Reducing Hallucination in Customer-Facing AI Agents

The scariest hallucinations aren't the obviously wrong ones — those get caught fast. It's the plausible-sounding wrong answer, delivered confidently, that a customer acts on before anyone notices. Early in a retail client's chatbot deployment, the agent invented a 60-day return window when the actual policy was 30 days, and it took three support escalations before we traced the root cause to a prompt that never explicitly said "only use the policy text provided."
The single biggest reduction we've seen from one change was forcing citation: every factual claim the agent makes has to be traceable to a specific retrieved passage, and if no passage supports the claim, the agent is instructed to say it doesn't know rather than fill the gap. That change cut hallucinated policy claims by roughly 70% in testing against a 200-question adversarial set we built specifically to probe for gaps in the knowledge base.
Temperature matters more than people expect for factual tasks. We run customer-facing agents at temperature 0 to 0.2 for anything involving policy, pricing, or account details, reserving higher temperatures for genuinely open-ended, creative parts of the conversation like small talk or product recommendations where a bit of variation is fine and even desirable.

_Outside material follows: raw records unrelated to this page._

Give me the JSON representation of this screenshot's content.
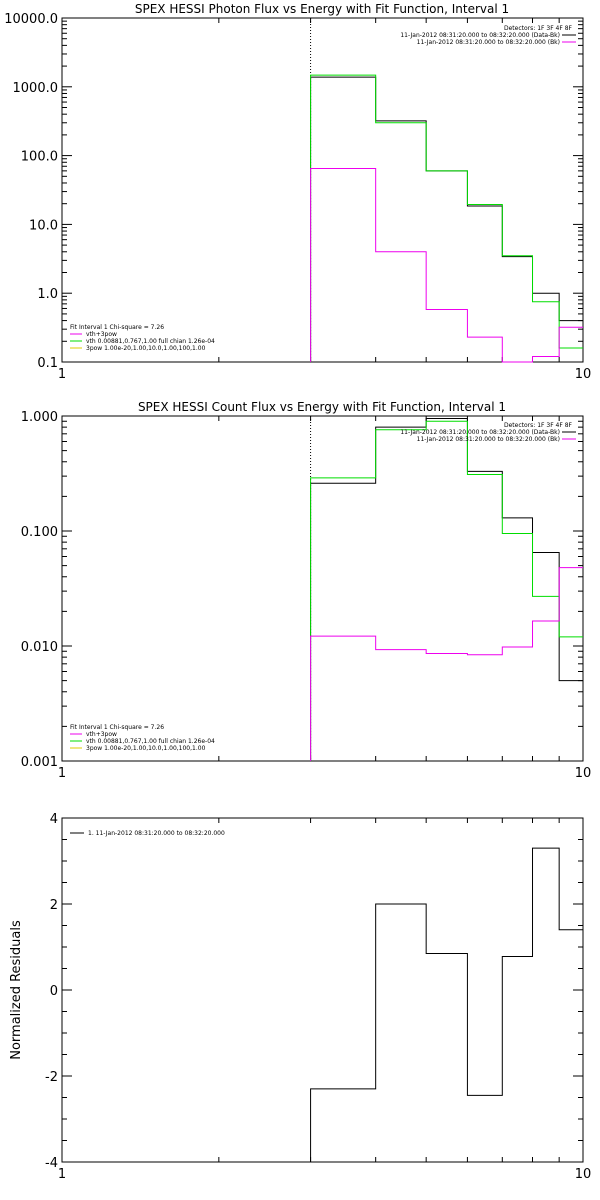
{
  "colors": {
    "data": "#000000",
    "total": "#00dd00",
    "background": "#ee00ee"
  },
  "chart_data": [
    {
      "type": "line",
      "title": "SPEX HESSI Photon Flux vs Energy with Fit Function, Interval 1",
      "ylabel": "",
      "xlim": [
        1,
        10
      ],
      "x_scale": "log",
      "ylim": [
        0.1,
        10000
      ],
      "y_scale": "log",
      "xticks": [
        "1",
        "10"
      ],
      "yticks": [
        "0.1",
        "1.0",
        "10.0",
        "100.0",
        "1000.0",
        "10000.0"
      ],
      "marker_x": 3,
      "bin_edges": [
        3,
        4,
        5,
        6,
        7,
        8,
        9,
        10
      ],
      "legend_right": [
        "Detectors: 1F 3F 4F 8F",
        "11-Jan-2012 08:31:20.000 to 08:32:20.000 (Data-Bk)",
        "11-Jan-2012 08:31:20.000 to 08:32:20.000 (Bk)"
      ],
      "legend_left": [
        "Fit Interval 1   Chi-square = 7.26",
        "vth+3pow",
        "vth 0.00881,0.767,1.00   full chian 1.26e-04",
        "3pow 1.00e-20,1.00,10.0,1.00,100,1.00"
      ],
      "series": [
        {
          "name": "11-Jan-2012 08:31:20.000 to 08:32:20.000 (Data-Bk)",
          "color": "#000000",
          "values": [
            1380,
            320,
            60,
            18.5,
            3.4,
            1.0,
            0.4
          ]
        },
        {
          "name": "vth+3pow",
          "color": "#00dd00",
          "values": [
            1480,
            300,
            60,
            19.5,
            3.5,
            0.75,
            0.16
          ]
        },
        {
          "name": "11-Jan-2012 08:31:20.000 to 08:32:20.000 (Bk)",
          "color": "#ee00ee",
          "values": [
            65,
            4.0,
            0.58,
            0.23,
            0.09,
            0.12,
            0.32
          ]
        }
      ]
    },
    {
      "type": "line",
      "title": "SPEX HESSI Count Flux vs Energy with Fit Function, Interval 1",
      "ylabel": "",
      "xlim": [
        1,
        10
      ],
      "x_scale": "log",
      "ylim": [
        0.001,
        1.0
      ],
      "y_scale": "log",
      "xticks": [
        "1",
        "10"
      ],
      "yticks": [
        "0.001",
        "0.010",
        "0.100",
        "1.000"
      ],
      "marker_x": 3,
      "bin_edges": [
        3,
        4,
        5,
        6,
        7,
        8,
        9,
        10
      ],
      "legend_right": [
        "Detectors: 1F 3F 4F 8F",
        "11-Jan-2012 08:31:20.000 to 08:32:20.000 (Data-Bk)",
        "11-Jan-2012 08:31:20.000 to 08:32:20.000 (Bk)"
      ],
      "legend_left": [
        "Fit Interval 1   Chi-square = 7.26",
        "vth+3pow",
        "vth 0.00881,0.767,1.00   full chian 1.26e-04",
        "3pow 1.00e-20,1.00,10.0,1.00,100,1.00"
      ],
      "series": [
        {
          "name": "11-Jan-2012 08:31:20.000 to 08:32:20.000 (Data-Bk)",
          "color": "#000000",
          "values": [
            0.26,
            0.8,
            0.95,
            0.33,
            0.13,
            0.065,
            0.005
          ]
        },
        {
          "name": "vth+3pow",
          "color": "#00dd00",
          "values": [
            0.29,
            0.76,
            0.9,
            0.31,
            0.095,
            0.027,
            0.012
          ]
        },
        {
          "name": "11-Jan-2012 08:31:20.000 to 08:32:20.000 (Bk)",
          "color": "#ee00ee",
          "values": [
            0.0122,
            0.0093,
            0.0086,
            0.0084,
            0.0098,
            0.0165,
            0.048
          ]
        }
      ]
    },
    {
      "type": "line",
      "title": "",
      "ylabel": "Normalized Residuals",
      "xlim": [
        1,
        10
      ],
      "x_scale": "log",
      "ylim": [
        -4,
        4
      ],
      "y_scale": "linear",
      "xticks": [
        "1",
        "10"
      ],
      "yticks": [
        "-4",
        "-2",
        "0",
        "2",
        "4"
      ],
      "bin_edges": [
        3,
        4,
        5,
        6,
        7,
        8,
        9,
        10
      ],
      "legend_left": [
        "1. 11-Jan-2012 08:31:20.000 to 08:32:20.000"
      ],
      "series": [
        {
          "name": "1. 11-Jan-2012 08:31:20.000 to 08:32:20.000",
          "color": "#000000",
          "values": [
            -2.3,
            2.0,
            0.85,
            -2.45,
            0.78,
            3.3,
            1.4
          ]
        }
      ]
    }
  ]
}
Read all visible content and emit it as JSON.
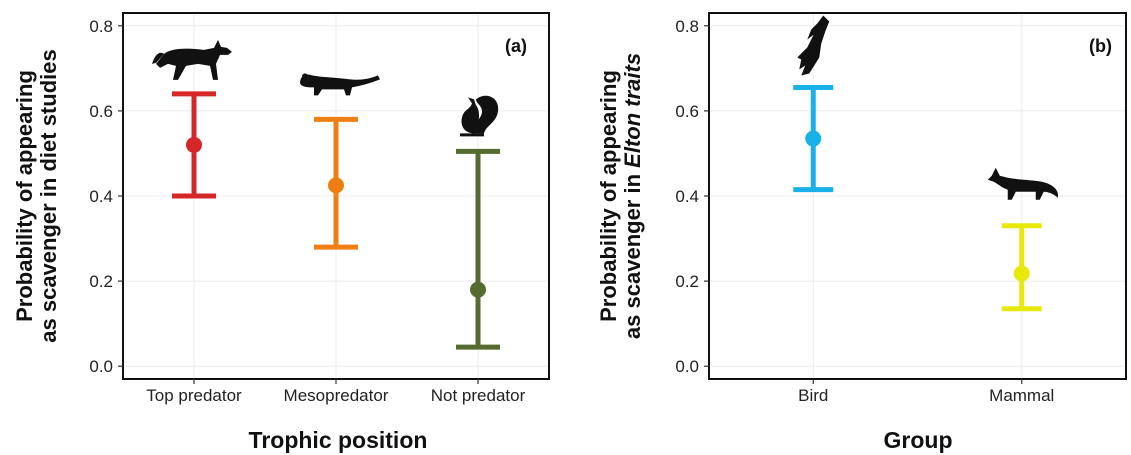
{
  "chart_data": [
    {
      "type": "errorbar",
      "panel_label": "(a)",
      "categories": [
        "Top predator",
        "Mesopredator",
        "Not predator"
      ],
      "points": [
        {
          "category": "Top predator",
          "estimate": 0.52,
          "lower": 0.4,
          "upper": 0.64,
          "color": "#d62728",
          "icon": "wolf-silhouette-icon"
        },
        {
          "category": "Mesopredator",
          "estimate": 0.425,
          "lower": 0.28,
          "upper": 0.58,
          "color": "#f07f13",
          "icon": "mustelid-silhouette-icon"
        },
        {
          "category": "Not predator",
          "estimate": 0.18,
          "lower": 0.045,
          "upper": 0.505,
          "color": "#556b2f",
          "icon": "squirrel-silhouette-icon"
        }
      ],
      "xlabel": "Trophic position",
      "ylabel_lines": [
        [
          {
            "text": "Probability of appearing",
            "italic": false
          }
        ],
        [
          {
            "text": "as scavenger in diet studies",
            "italic": false
          }
        ]
      ],
      "ylim": [
        -0.03,
        0.83
      ],
      "yticks": [
        "0.0",
        "0.2",
        "0.4",
        "0.6",
        "0.8"
      ],
      "ytick_values": [
        0.0,
        0.2,
        0.4,
        0.6,
        0.8
      ],
      "grid": true
    },
    {
      "type": "errorbar",
      "panel_label": "(b)",
      "categories": [
        "Bird",
        "Mammal"
      ],
      "points": [
        {
          "category": "Bird",
          "estimate": 0.535,
          "lower": 0.415,
          "upper": 0.655,
          "color": "#1ab0e8",
          "icon": "eagle-silhouette-icon"
        },
        {
          "category": "Mammal",
          "estimate": 0.218,
          "lower": 0.135,
          "upper": 0.33,
          "color": "#e8e80c",
          "icon": "fox-silhouette-icon"
        }
      ],
      "xlabel": "Group",
      "ylabel_lines": [
        [
          {
            "text": "Probability of appearing",
            "italic": false
          }
        ],
        [
          {
            "text": "as scavenger in ",
            "italic": false
          },
          {
            "text": "Elton traits",
            "italic": true
          }
        ]
      ],
      "ylim": [
        -0.03,
        0.83
      ],
      "yticks": [
        "0.0",
        "0.2",
        "0.4",
        "0.6",
        "0.8"
      ],
      "ytick_values": [
        0.0,
        0.2,
        0.4,
        0.6,
        0.8
      ],
      "grid": true
    }
  ]
}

We also added a self-consistency check for high-stakes answers: the agent generates a claim, then a second pass checks that claim against the retrieved context before it's shown to the user, discarding anything unsupported. It roughly doubles latency on those specific turns, which we accepted as a trade-off only for the categories of question — refunds, cancellations, legal terms — where being wrong is expensive.
None of this gets hallucination to zero, and we tell clients that up front. What it gets you is a system that fails safely — saying "I'm not sure, let me connect you with someone" instead of inventing an answer — which is the difference between an embarrassing gap and a real liability.